Leaders don’t accept the status quo. They don’t default to “this is how we’ve always done it.” Instead, they ask: Why? What if? How can this be better?
Where a manager maintains, a leader disrupts. Not for the sake of disruption, but to create movement. To shake loose what no longer serves. To make space for growth.
At the heart of modern leadership is a designer’s mindset – one that values curiosity over control, questions over answers, and progress over comfort.
Because the truth is: you can’t level up a team without challenging what holds them down.
But how do you do that?
By asking the right questions:
• Why do we do this the way we do?
• What are we really trying to achieve?
• What’s holding us back?
• What happens if we take this one step further?
Simple questions. But when asked with intention and listened to with presence, they shift culture.
Leading Through Curiosity
Great leaders don’t just tell teams what to do.

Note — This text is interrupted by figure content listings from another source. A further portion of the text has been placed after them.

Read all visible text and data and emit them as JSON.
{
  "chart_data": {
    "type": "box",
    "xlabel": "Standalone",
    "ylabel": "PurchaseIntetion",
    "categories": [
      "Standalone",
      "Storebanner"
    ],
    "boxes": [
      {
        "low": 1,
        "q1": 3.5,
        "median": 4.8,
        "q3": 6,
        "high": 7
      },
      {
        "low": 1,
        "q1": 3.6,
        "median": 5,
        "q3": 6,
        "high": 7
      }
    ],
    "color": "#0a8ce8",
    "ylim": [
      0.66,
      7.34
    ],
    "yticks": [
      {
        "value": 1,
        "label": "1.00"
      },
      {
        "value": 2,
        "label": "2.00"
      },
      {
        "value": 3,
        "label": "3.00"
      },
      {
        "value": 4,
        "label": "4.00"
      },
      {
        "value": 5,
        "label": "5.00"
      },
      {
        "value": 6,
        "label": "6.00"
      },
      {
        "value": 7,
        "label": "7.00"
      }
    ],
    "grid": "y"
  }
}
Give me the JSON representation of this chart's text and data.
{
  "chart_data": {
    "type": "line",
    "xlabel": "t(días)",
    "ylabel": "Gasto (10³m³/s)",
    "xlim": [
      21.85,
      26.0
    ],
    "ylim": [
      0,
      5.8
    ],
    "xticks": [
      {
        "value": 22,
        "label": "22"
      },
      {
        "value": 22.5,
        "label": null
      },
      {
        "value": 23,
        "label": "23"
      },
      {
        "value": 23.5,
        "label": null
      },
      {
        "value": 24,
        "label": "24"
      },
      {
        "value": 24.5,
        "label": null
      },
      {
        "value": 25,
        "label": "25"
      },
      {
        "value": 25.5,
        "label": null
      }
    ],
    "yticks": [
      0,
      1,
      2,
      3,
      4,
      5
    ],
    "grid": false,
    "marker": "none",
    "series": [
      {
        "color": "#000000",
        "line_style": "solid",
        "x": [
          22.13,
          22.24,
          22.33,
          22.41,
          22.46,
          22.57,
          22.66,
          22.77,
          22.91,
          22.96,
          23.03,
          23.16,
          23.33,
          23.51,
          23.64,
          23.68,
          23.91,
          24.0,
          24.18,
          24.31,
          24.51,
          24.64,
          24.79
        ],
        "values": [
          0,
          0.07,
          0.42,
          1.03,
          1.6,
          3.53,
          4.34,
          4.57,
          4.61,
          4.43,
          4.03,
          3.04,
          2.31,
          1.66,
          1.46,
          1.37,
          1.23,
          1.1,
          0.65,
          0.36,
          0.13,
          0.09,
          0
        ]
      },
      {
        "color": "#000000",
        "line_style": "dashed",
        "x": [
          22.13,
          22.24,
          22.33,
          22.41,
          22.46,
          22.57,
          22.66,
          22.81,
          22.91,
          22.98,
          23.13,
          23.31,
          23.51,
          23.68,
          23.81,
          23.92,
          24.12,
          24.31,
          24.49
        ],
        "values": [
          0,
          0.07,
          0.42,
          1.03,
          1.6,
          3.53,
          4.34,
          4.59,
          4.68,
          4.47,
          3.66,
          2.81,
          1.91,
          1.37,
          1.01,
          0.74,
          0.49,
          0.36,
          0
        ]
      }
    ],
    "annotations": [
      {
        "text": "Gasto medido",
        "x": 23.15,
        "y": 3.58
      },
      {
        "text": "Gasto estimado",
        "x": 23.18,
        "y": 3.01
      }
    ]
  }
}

They invite teams to challenge how things are done. They create the safety to question assumptions and the clarity to pursue better outcomes. But most of all, they inspire a culture of questioning.
A space where everyone feels encouraged to challenge, to improve, to think deeper. A place where better questions lead to better ideas.
As Warren Berger writes in A More Beautiful Question, questioning is not just a skill – it’s a way of thinking. He argues that questioning drives innovation, problem-solving, and personal growth, yet it’s often overlooked or even discouraged in traditional education and corporate settings. Berger challenges leaders and teams to develop a “questioning mindset” that treats curiosity as a competitive advantage.
And that’s exactly what modern leadership demands:
Less knowing, more discovering.
Less directing, more exploring.
You don’t need to be a designer to lead like one. You just need to stay curious. Because when leaders ask better questions – and encourage others to do the same – that’s when transformation begins.